Uniq is a traditional “unique value” type, extended with a state-token type parameter so it works in both IO and ST.

Tag is like Uniq with the addition of a phantom type parameter. The type of that parameter is fixed at the time the Tag is created, so the uniqueness of the tag means that equality of tag values witnesses equality of their phantom types. In other words, given two Tags, if they are equal then their phantom type parameters are the same - just like pattern matching on a GADT constructor. The GEq and GCompare classes from the dependent-sum package can be used to discover that type equality, allowing Tag to be used for a pretty cool semi-dynamic typing scheme.
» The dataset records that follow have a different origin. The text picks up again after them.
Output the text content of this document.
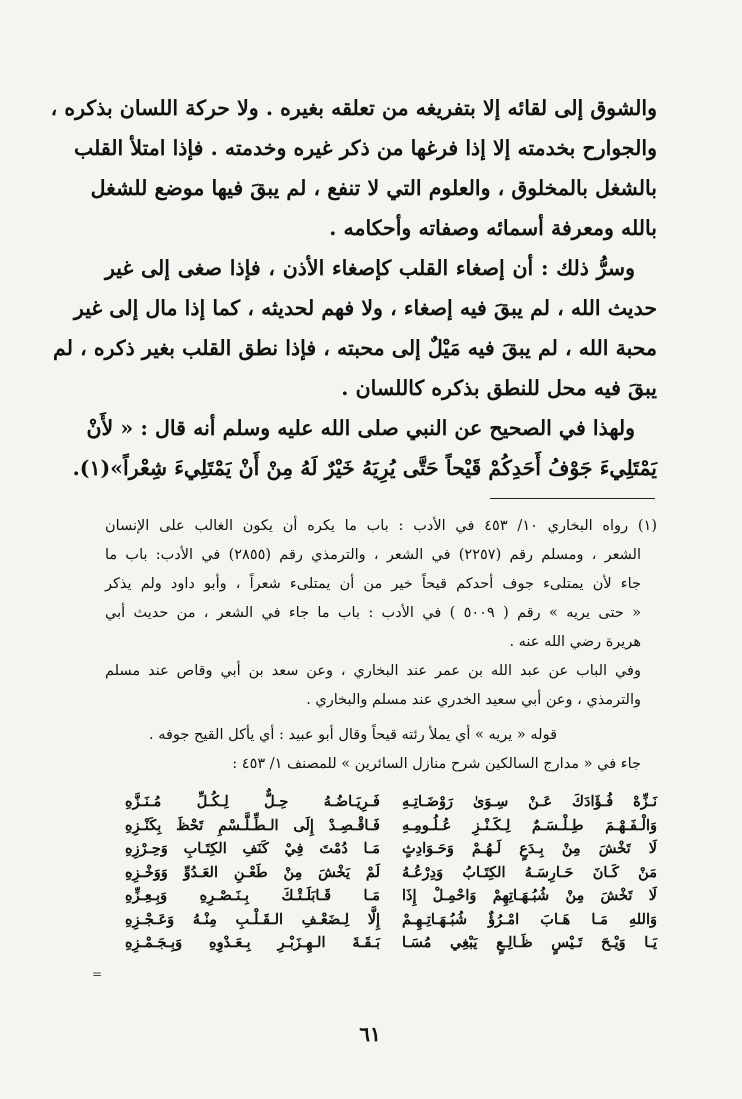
والشوق إلى لقائه إلا بتفريغه من تعلقه بغيره . ولا حركة اللسان بذكره ،
والجوارح بخدمته إلا إذا فرغها من ذكر غيره وخدمته . فإذا امتلأ القلب
بالشغل بالمخلوق ، والعلوم التي لا تنفع ، لم يبقَ فيها موضع للشغل
بالله ومعرفة أسمائه وصفاته وأحكامه .
وسرُّ ذلك : أن إصغاء القلب كإصغاء الأذن ، فإذا صغى إلى غير
حديث الله ، لم يبقَ فيه إصغاء ، ولا فهم لحديثه ، كما إذا مال إلى غير
محبة الله ، لم يبقَ فيه مَيْلٌ إلى محبته ، فإذا نطق القلب بغير ذكره ، لم
يبقَ فيه محل للنطق بذكره كاللسان .
ولهذا في الصحيح عن النبي صلى الله عليه وسلم أنه قال : « لأَنْ
يَمْتَلِيءَ جَوْفُ أَحَدِكُمْ قَيْحاً حَتَّى يُرِيَهُ خَيْرٌ لَهُ مِنْ أَنْ يَمْتَلِيءَ شِعْراً»(١).
(١) رواه البخاري ١٠/ ٤٥٣ في الأدب : باب ما يكره أن يكون الغالب على الإنسان
الشعر ، ومسلم رقم (٢٢٥٧) في الشعر ، والترمذي رقم (٢٨٥٥) في الأدب: باب ما
جاء لأن يمتلىء جوف أحدكم قيحاً خير من أن يمتلىء شعراً ، وأبو داود ولم يذكر
« حتى يريه » رقم ( ٥٠٠٩ ) في الأدب : باب ما جاء في الشعر ، من حديث أبي
هريرة رضي الله عنه .
وفي الباب عن عبد الله بن عمر عند البخاري ، وعن سعد بن أبي وقاص عند مسلم
والترمذي ، وعن أبي سعيد الخدري عند مسلم والبخاري .
قوله « يريه » أي يملأ رئته قيحاً وقال أبو عبيد : أي يأكل القيح جوفه .
جاء في « مدارج السالكين شرح منازل السائرين » للمصنف ١/ ٤٥٣ :
نَـزِّهْ فُـؤَادَكَ عَـنْ سِـوَىٰ رَوْضَـاتِـهِ
فَـرِيَـاضُـهُ حِـلٌّ لِـكُـلِّ مُـنَـزَّهِ
وَالْـفَـهْـمَ طِـلْـسَـمٌ لِـكَـنْـزِ عُـلُـومِـهِ
فَـاقْـصِـدْ إِلَى الـطِّـلَّـسْمِ تَحْظَ بِكَنْـزِهِ
لَا تَخْشَ مِنْ بِـدَعٍ لَـهُـمْ وَحَـوَادِثٍ
مَـا دُمْتَ فِيْ كَنَفِ الكِتَـابِ وَحِـرْزِهِ
مَنْ كَـانَ حَـارِسَـهُ الكِتَـابُ وَدِرْعُـهُ
لَمْ يَخْشَ مِنْ طَعْـنِ العَـدُوِّ وَوَخْـزِهِ
لَا تَخْشَ مِنْ شُبُـهَـاتِهِمْ وَاحْمِـلْ إِذَا
مَـا قَـابَلَـتْـكَ بِـنَـصْـرِهِ وَبِـعِـزِّهِ
وَاللهِ مَـا هَـابَ امْـرُؤٌ شُبُـهَـاتِـهِـمْ
إِلَّا لِـضَعْـفِ الـقَـلْـبِ مِنْـهُ وَعَـجْـزِهِ
يَـا وَيْـحَ تَـيْسٍ ظَـالِـعٍ يَبْغِي مُسَـا
بَـقَـةَ الـهِـزَبْـرِ بِـعَـدْوِهِ وَبِـجَـمْـزِهِ
=
٦١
For example (using the dependent-map library):

import Data.Unique.Tag
import Data.Dependent.Map

main = do
    x <- newTag
    y <- newTag
    z <- newTag
    let m1 = fromList [x :=> 3,  y :=> "hello"]
        m2 = fromList [x :=> 17, z :=> (True, x)]
        -- the type checker would (rightly) reject this line:
        -- m3 = singleton y ("foo", "bar")
    
    print (m1 ! x)
    print (m1 ! y)
    print (m2 ! x)
    print (m1 ! snd (m2 ! z))

Which would print:

3
"hello"
17
3

Changes

Revision history for prim-uniq

0.2 - 2020-04-11

  • Update for dependent-sum 0.7. (Support GHC 8.8.)
  • dependent-sum dropped the (:=) type. Use (:~:) instead.
  • Fix a minor strictness issue (#1).